2020 has made a lot of folks (including us) re-evaluate their long-term goals. Thanks to a few informed colleagues, I stumbled onto the FIRE movement and the associated rabbit-hole. I first scoured the MadFientist’s podcast which suggested J.L. Collins’ blog, which in turn introduced me to his book. The book appealed to me to a fault, and I anticipated validating what I knew and then learn some more. On the whole, the book was a disappointment. It is condescending and is a primer whose ROI is high only if you are a relative n00b in this area. There’s a lot of regurgitation and repetition (invest in VTSAX, bring bonds into the picture during the later years, etc.) throughout the ~300 pages. This is where a good publisher / editor should have advised Mr. Collins to condense this into a blog / YouTube video series / podcast.
With the criticisms behind us, the book still did introduce me to a few new ideas. Namely:
the roth conversion ladder
If you decide to retire early, you’ll need to depend on your investments to foot the expenses rather than your labor. Withdrawing money from your tax-advantaged accounts way before you are 60 is going to incur both penalty and tax hits. The Roth Conversion Ladder is a clever way to avoid these fees. This ladder can be broken down into 3 steps:
- Roll-over your Traditional 401(K) to a Traditional IRA
- Migrate your Traditional IRA to an after-tax Roth IRA: You wouldn’t incur tax hits on step 2 because you have retired and would most likely end-up in the low income-tax federal bracket.
- Withdraw money from this Roth IRA in 5 years: The 5 years lock-up period is important to ensure we are not hit with any penalty fees.
You can already infer that’ll you need to rely on other income sources to supplement your expenses in the first 5 years. The MadFientist recommends using money from your taxable investment accounts for this. Here’s an in-depth guide with numbers.
myths around dollar cost averaging (DCA)
DCA is indirect market timing! This is relatively common knowledge nowadays, but the book highlights that investing a lump-sum into the market is going to beat DCA. DCA only works if the market goes down and the average cost of stock becomes lower as the year progresses. The odds of market dropping YoY is in lower 20%. Also, throughout the year, you’ll have a lot of cash sitting on the sidelines doing nothing.

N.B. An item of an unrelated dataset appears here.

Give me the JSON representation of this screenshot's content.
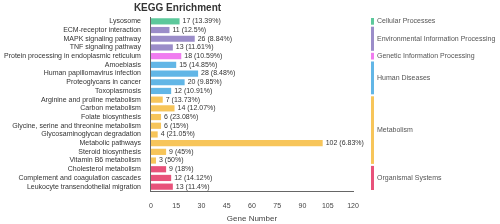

Inefficient.
My wife and I plan to give away a small % of our earnings to charity each year. Opening a charitable fund is a great idea to gain favorable tax treatment when you are in the lower tax bracket. Opening a charitable fund is relatively straightforward thanks to Vanguard ($25K will do). You get a tax deduction in the year you fund your foundation. If you’ve investments that have appreciated in value, you can move these directly into your charitable foundation. You get the tax deduction for their full market value, plus you don’t have to pay any capital gains taxes on the gain. Tax win and more $$$ available to donate.
If you are a fresh-grad, a recent immigrant who isn’t aware of the US Financial system or someone who’s starting out in their FIRE journey, I’d suggest this book in a heart-beat. Otherwise, skip this book and go read a few FIRE blogs.